Last autumn someone collected piles of red leaves next to some fences near the railway. That person decorated the fence with them, writing lines from songs all over the city. After the fall came three other seasons. Over spring, summer and winter the leaves slowly started to fall off but never entirely. The city didn't remove them either so now, a year later, small tufts of last autumn's leaves are still wrapped around city fences.

Like a child, I turned to my mother last spring and asked how long did she think the leaves were going to last. "Until the next fall" she said. "Then someone will replace them with new ones." Somehow I find that thought extremely comforting.

Sometimes I wish I was born as an autumn leaf, a tree, a flower or a bird rather than human. Maybe I had turned out better. Evidently I was born human - as a person, a girl, me, and I have never been good at living my life as one. I don't know how to live this life I've been given. It's lonely to live your life as a stranger to everything around you and I don't really feel like I can relate to anyone or anything in this world. The fact is I feel like Bambi. All lost in the woods and absolutely no idea where anyone is.

(Some might think it's alarming that I can relate to nothing as well as a imaginary deer. I just think it's kind of sad.)

Sometimes I think about starting over; moving abroad and abandoning everything. I picture myself wandering in the city of New York, sleeping under a bridge and trying desperately to rise above my fears making something out of myself and my life. I picture myself in Europe, in some strange country with a new language that I can't understand. Trying my best to find a way to communicate with people. Sometimes I picture myself in a crack house laying in a pond of my own blood and filth completely unaware of the world around me. In all of these scenarios I'm less lonely than what I am right now.

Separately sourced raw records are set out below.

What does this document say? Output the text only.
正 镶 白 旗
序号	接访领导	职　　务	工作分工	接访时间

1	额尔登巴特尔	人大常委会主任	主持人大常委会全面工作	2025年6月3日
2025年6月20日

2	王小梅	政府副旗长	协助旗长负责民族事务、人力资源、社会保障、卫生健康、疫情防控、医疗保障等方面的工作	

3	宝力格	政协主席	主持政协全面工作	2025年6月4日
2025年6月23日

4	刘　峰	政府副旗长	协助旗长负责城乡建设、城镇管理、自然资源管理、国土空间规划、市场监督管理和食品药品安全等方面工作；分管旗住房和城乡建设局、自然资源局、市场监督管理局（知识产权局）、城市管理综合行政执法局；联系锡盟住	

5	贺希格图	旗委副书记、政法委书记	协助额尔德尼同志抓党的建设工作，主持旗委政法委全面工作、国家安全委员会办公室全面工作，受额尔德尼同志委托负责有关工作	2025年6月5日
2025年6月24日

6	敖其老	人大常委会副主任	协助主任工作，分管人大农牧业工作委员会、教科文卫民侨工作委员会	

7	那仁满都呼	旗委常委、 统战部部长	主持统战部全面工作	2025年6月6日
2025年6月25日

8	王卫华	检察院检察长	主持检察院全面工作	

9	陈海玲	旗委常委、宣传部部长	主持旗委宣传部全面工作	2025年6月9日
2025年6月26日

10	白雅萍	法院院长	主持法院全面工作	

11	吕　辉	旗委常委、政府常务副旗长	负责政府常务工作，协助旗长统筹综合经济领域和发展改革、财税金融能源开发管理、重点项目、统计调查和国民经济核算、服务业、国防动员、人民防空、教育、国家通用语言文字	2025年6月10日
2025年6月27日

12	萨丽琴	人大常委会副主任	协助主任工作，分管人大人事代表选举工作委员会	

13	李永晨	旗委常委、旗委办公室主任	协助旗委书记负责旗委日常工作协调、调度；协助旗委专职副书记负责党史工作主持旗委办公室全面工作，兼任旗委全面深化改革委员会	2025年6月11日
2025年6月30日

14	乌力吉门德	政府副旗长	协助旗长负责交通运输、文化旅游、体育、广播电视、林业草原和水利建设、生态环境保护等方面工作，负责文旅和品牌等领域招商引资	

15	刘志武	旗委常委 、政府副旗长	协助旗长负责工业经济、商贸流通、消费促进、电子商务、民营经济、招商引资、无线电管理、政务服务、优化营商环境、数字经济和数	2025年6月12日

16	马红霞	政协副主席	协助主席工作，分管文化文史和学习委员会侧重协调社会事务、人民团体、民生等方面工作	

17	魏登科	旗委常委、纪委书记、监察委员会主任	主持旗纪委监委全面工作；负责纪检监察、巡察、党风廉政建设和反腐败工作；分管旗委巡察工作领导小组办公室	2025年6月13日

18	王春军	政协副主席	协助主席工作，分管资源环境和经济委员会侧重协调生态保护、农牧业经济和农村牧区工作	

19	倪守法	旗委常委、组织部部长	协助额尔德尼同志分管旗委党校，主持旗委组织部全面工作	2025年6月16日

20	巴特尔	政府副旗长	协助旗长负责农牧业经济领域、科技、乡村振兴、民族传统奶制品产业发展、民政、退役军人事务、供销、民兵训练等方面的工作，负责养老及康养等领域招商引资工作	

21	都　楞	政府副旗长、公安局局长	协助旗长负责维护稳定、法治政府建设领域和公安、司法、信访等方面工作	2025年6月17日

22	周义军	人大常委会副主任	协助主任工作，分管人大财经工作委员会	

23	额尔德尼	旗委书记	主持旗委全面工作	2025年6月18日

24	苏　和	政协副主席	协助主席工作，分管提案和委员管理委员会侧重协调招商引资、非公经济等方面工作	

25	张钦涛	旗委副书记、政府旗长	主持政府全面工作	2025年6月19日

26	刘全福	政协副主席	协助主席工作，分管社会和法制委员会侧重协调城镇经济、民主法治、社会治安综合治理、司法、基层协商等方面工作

I exhale by creating new; writing, painting, anything really. The truth is all of that is just a bandage for my life that's in ruins. I rather paint the canvas in red than my arms but just for the sake of being left alone. I guess what you ask is what you get. I'm all alone again but I'm sure I'll figure it out, I always do.

The thought of it doesn't make me feel any less lonely though. I'll just keep wandering around the woods like Bambi. That's what I do best.